8.3. The Examining Division did not cite any particular document in support of their argument that the -COCH(M)SO2-C6H4-Rc group of the application in suit would act as an equivalent to the -CONHSOnRg group of document (A) in respect to the leukotriene antagonising properties of the respective compounds, but obviously relied on the supposed existence of some common general knowledge. This approach is contrary to the principle that in proceedings before the EPO objections against patentability have to be based on verifiable facts.
8.4. The Appellant submitted that there is nothing in the state of the art from which a skilled person would have deduced that the substitution of a group Z in the compounds of document (A) by a ketosulphonic group would still result in leukotriene antagonists and thereby contested the existence of such a common general knowledge, which existence was neither rendered plausible by the Examining Division nor is known to the Board. In such a situation and taking into account that, according to the Board's own knowledge, even minute structural differences may have a strong impact on the biological or pharmacological properties of chemical compounds, the Board finds that inventive step cannot be denied for the chemical compounds of present Claim 1 merely on the basis of an alleged structural similarity with the chemical compounds known from document (A).
9. The Examining Division acknowledged in their communication of 16 January 1989 that the ketosulphonic group as a structural feature of the present compounds was not rendered obvious by documents (B) or (C) (page 2, lines 14 to 24).
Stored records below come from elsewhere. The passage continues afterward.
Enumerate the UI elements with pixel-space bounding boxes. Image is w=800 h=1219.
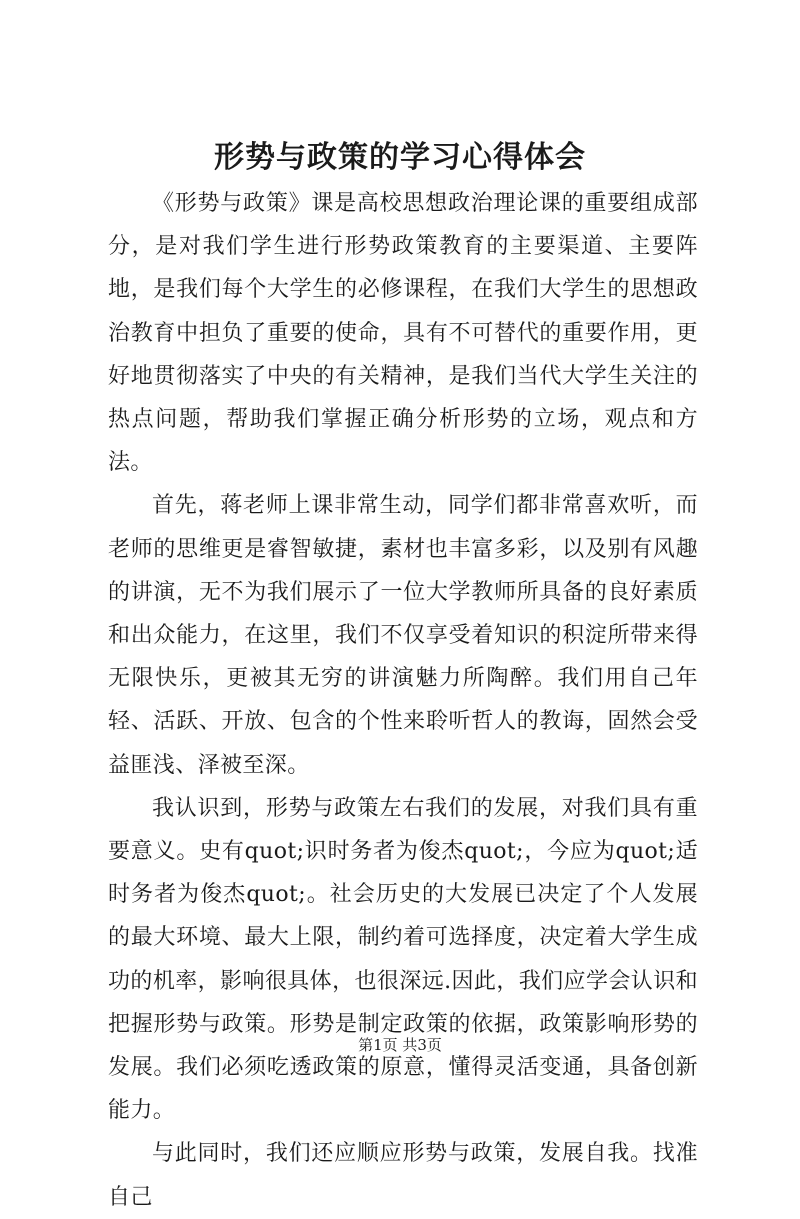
- paragraph: 《形势与政策》课是高校思想政治理论课的重要组成部分，是对我们学生进行形势政策教育的主要渠道、主要阵地，是我们每个大学生的必修课程，在我们大学生的思想政治教育中担负了重要的使命，具有不可替代的重要作用，更好地贯彻落实了中央的有关精神，是我们当代大学生关注的热点问题，帮助我们掌握正确分析形势的立场，观点和方法。: [108, 191, 698, 476]
- paragraph: 首先，蒋老师上课非常生动，同学们都非常喜欢听，而老师的思维更是睿智敏捷，素材也丰富多彩，以及别有风趣的讲演，无不为我们展示了一位大学教师所具备的良好素质和出众能力，在这里，我们不仅享受着知识的积淀所带来得无限快乐，更被其无穷的讲演魅力所陶醉。我们用自己年轻、活跃、开放、包含的个性来聆听哲人的教诲，固然会受益匪浅、泽被至深。: [108, 493, 698, 778]
- paragraph: 与此同时，我们还应顺应形势与政策，发展自我。找准自己: [108, 1141, 698, 1210]
- document-body: [108, 182, 698, 1219]
- paragraph: 我认识到，形势与政策左右我们的发展，对我们具有重要意义。史有quot;识时务者为俊杰quot;，今应为quot;适时务者为俊杰quot;。社会历史的大发展已决定了个人发展的最大环境、最大上限，制约着可选择度，决定着大学生成功的机率，影响很具体，也很深远.因此，我们应学会认识和把握形势与政策。形势是制定政策的依据，政策影响形势的发展。我们必须吃透政策的原意，懂得灵活变通，具备创新能力。: [108, 795, 698, 1124]
- page-number-footer: 第1页 共3页: [358, 1036, 442, 1054]
- document-title: 形势与政策的学习心得体会: [214, 140, 586, 175]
The Board has no reason to deviate from such finding.
10. For the above reasons, the Board finds that the subject- matter of Claim 1 for all the designated states other than AT, GR, and ES involves an inventive step within the meaning of Article 56 EPC. The subject-matter of Claims 14 to 16 for all the designated states other than AT, GR, and ES concerning methods of making the compounds of Claim 1, pharmaceutical compositions comprising them and their use for the manufacture of a medicament for use in antagonising one or more of the actions of one or more types of leukotrienes in a living animal and the claim for AT, GR, and ES which relates to processes for producing a compound of formula I, define the same invention as Claim 1 in different patent categories. Dependent Claims 2 to 13 for all the designated states other than AT, GR, and ES, relate to specific embodiments of this invention. Therefore, these claims are likewise allowable.
However, the description is not yet adapted to the present claims. Thus, not all requirements of the EPC are met by the present application documents. The Board therefore uses its power under Article 111(1) EPC and remits the case to the Examining Division for proper adaptation of the description.
For these reasons, it is decided that:
1. The decision under appeal is set aside.
2. The case is remitted to the Examining Division with the order to grant a patent with the two sets of claims submitted on 16 May 1994, after appropriate adaptation of the description.